To that end, in Amkor Technology, Inc. v. Tessera, Inc., IPR2013-00242, Patent Owner filed a terminal disclaimer of the remaining term of the challenged patent and then argued that the claims of the now-expired patent should be not be evaluated under BRI, but under Phillips. The second step of Patent Owner’s strategy was to then request authorization to file a motion to terminate the proceeding on the basis that the Board applied the broadest possible interpretation standard in the decision to institute this inter partes review. Id. Petitioner opposed the request arguing that Patent Owner improperly delayed until all substantive briefing was completed. Id. at 3.

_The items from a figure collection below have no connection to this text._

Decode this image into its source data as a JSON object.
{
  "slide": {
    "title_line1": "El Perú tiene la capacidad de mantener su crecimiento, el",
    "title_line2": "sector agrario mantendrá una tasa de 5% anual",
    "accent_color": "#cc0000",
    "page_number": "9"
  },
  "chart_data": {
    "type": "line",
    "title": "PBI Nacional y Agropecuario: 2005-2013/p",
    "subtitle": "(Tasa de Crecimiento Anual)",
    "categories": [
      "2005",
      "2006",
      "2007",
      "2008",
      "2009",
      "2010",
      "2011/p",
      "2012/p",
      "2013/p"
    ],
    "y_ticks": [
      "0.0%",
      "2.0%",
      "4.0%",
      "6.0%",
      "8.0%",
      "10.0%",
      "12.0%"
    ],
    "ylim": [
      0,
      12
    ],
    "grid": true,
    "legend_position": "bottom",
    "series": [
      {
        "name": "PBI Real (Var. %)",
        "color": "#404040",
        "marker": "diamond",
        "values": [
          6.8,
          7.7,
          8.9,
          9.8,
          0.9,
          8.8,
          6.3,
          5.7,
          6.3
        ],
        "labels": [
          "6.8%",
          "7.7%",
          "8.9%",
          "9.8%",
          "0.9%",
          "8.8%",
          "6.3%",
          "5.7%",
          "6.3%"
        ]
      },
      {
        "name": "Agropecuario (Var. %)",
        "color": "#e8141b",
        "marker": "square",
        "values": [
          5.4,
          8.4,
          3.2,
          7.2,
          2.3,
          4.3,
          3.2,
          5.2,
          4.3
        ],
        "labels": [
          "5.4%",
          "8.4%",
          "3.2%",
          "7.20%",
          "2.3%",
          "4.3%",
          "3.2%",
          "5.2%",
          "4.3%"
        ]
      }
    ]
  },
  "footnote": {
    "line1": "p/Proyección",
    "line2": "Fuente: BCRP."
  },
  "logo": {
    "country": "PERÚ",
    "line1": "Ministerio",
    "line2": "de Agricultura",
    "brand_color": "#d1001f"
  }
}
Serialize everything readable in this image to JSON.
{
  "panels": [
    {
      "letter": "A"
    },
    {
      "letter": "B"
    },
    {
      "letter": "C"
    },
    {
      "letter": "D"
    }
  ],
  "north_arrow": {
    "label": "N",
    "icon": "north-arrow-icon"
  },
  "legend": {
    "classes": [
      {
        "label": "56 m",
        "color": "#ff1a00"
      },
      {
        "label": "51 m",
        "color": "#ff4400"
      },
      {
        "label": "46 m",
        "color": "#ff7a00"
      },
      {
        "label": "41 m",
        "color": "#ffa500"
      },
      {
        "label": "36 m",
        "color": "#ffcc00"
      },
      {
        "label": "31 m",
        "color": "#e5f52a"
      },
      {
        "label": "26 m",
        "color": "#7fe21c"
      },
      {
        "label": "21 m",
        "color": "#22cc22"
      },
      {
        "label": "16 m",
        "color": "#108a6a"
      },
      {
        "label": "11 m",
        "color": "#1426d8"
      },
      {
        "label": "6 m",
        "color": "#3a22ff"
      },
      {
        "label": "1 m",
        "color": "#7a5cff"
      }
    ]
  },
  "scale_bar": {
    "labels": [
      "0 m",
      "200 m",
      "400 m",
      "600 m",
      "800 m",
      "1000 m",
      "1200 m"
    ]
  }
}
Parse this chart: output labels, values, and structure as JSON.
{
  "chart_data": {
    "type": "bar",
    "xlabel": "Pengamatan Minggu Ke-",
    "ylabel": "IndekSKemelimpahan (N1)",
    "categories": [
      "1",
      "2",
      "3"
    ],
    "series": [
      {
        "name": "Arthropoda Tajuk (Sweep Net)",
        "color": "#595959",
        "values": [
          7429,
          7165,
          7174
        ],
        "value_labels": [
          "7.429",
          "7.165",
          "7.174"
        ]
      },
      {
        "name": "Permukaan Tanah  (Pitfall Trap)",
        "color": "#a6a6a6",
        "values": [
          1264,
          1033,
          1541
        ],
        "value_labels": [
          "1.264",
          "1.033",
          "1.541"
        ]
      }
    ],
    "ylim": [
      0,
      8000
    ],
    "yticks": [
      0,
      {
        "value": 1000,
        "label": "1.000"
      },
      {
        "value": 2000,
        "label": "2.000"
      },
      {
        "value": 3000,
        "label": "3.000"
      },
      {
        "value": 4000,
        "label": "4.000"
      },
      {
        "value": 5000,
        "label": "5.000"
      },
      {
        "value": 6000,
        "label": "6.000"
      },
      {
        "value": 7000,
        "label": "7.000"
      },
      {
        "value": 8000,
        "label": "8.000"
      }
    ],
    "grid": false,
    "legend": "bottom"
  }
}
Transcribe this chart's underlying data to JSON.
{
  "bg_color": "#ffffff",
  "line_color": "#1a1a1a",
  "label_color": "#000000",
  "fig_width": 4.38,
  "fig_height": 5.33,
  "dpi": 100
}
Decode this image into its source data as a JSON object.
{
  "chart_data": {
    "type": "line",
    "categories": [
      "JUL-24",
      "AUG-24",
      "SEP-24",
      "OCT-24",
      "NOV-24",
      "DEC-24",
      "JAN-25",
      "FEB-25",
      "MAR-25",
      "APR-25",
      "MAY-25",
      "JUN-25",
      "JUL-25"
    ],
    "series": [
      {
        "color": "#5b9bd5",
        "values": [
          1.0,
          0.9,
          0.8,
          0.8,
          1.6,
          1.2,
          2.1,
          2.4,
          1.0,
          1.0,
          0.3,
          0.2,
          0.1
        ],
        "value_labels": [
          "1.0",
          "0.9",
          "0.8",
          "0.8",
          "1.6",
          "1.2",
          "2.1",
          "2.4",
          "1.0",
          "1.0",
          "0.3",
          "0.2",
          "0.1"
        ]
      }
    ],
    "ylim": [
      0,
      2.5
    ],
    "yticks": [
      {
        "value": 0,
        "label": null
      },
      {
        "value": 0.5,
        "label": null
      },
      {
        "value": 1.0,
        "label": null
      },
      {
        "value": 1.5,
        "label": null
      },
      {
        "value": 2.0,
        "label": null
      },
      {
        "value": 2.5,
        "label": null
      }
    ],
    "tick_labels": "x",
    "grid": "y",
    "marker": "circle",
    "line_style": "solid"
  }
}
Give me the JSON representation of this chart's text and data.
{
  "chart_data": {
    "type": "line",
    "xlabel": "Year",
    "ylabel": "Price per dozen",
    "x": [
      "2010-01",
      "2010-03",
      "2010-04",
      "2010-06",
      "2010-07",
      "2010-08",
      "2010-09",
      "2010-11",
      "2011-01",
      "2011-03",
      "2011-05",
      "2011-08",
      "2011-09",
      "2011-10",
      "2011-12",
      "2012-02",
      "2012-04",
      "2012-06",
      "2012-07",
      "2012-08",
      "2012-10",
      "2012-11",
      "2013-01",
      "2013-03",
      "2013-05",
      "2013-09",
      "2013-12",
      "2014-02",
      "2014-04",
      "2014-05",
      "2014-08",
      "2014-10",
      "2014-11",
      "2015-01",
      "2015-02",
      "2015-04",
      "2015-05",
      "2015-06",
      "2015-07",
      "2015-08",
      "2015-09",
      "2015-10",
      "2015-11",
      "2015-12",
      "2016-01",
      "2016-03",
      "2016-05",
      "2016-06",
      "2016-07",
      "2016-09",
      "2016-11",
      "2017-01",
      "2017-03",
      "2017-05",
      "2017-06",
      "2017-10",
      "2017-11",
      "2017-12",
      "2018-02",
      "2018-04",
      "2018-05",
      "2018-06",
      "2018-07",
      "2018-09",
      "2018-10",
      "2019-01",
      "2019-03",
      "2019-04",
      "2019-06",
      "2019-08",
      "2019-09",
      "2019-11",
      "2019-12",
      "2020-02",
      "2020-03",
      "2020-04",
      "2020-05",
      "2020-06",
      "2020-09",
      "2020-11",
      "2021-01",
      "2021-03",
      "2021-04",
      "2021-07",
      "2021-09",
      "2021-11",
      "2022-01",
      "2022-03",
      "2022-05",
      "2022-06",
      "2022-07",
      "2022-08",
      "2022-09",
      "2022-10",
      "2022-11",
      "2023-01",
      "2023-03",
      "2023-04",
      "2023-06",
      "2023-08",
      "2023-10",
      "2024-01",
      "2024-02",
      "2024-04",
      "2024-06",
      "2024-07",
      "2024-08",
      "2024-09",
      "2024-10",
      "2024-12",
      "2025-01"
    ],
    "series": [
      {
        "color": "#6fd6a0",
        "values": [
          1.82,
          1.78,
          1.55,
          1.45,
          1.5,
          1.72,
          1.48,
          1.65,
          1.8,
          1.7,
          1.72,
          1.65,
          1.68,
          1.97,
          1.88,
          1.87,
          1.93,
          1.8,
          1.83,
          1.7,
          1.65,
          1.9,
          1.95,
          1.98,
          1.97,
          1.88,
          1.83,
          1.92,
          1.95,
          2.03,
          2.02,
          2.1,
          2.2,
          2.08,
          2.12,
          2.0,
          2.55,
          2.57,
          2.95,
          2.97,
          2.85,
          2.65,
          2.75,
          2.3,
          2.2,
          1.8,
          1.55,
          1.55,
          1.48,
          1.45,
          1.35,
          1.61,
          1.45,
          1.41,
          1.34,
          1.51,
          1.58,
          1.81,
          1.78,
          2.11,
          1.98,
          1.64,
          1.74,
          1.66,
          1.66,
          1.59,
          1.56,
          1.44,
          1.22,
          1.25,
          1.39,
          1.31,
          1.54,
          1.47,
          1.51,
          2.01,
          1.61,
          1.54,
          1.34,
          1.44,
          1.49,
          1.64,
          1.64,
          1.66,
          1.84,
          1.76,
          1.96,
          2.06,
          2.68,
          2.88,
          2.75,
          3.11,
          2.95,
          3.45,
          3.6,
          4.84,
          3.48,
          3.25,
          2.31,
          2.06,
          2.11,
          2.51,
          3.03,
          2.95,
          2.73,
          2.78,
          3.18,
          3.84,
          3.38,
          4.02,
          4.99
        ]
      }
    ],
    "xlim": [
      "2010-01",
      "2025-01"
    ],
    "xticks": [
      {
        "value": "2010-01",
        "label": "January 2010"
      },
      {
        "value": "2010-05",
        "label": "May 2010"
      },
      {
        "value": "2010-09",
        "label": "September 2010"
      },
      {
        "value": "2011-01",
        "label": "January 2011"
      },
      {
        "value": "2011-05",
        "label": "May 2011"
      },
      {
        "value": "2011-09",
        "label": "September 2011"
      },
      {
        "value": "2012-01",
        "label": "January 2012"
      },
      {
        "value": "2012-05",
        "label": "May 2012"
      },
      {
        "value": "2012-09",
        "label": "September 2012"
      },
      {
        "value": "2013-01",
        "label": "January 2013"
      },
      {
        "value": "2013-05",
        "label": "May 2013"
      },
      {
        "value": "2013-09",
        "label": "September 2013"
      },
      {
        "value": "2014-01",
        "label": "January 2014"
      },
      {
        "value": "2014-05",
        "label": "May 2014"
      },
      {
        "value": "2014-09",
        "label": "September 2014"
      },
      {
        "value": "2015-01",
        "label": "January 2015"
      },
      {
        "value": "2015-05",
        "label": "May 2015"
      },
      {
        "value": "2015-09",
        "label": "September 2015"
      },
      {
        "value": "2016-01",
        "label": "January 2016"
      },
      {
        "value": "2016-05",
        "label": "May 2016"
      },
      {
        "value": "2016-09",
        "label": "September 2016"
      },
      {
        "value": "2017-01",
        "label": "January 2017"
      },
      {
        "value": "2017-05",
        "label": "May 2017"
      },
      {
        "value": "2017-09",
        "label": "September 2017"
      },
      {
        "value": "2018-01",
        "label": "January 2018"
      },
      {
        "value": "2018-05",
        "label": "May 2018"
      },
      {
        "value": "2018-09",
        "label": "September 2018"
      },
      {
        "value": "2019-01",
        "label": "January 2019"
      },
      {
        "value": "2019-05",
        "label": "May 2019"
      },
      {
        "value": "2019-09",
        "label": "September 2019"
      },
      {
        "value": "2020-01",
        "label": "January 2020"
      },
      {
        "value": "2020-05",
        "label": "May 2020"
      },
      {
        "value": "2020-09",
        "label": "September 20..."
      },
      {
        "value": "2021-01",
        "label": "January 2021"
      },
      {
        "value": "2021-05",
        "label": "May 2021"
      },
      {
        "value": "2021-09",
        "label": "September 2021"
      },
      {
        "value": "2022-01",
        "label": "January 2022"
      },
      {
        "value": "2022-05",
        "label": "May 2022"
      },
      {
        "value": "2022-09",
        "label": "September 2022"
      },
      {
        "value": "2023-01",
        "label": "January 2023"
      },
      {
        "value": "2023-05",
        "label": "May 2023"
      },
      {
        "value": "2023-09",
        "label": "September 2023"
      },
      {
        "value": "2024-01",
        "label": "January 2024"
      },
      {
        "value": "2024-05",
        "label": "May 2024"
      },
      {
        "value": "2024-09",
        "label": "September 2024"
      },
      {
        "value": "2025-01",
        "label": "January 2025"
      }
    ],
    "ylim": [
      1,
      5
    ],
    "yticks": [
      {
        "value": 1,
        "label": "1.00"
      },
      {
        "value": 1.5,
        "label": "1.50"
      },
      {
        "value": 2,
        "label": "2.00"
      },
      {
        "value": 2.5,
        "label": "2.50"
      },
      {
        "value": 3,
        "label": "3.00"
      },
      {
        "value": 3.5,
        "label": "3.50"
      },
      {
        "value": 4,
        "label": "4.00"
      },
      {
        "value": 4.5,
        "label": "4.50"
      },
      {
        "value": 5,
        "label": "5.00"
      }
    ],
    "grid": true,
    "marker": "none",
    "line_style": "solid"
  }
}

The Board denied Patent Owner’s request, finding that Patent Owner did not move quickly enough to have the issue considered. Because Patent Owner waited until all the substantive briefing in the proceeding had concluded before filing the terminal disclaimer, it was not feasible to change the standard by which the challenged claims would be interpreted. As such, the terminal disclaimer was ordered to be held in abeyance, pending the resolution of the IPR.
Importantly, the Board did not hold that this technique would not work under different circumstances. We await the first opportunity for a Patent Owner to file a terminal disclaimer early in the proceeding so that the Board’s objections in this case are overcome.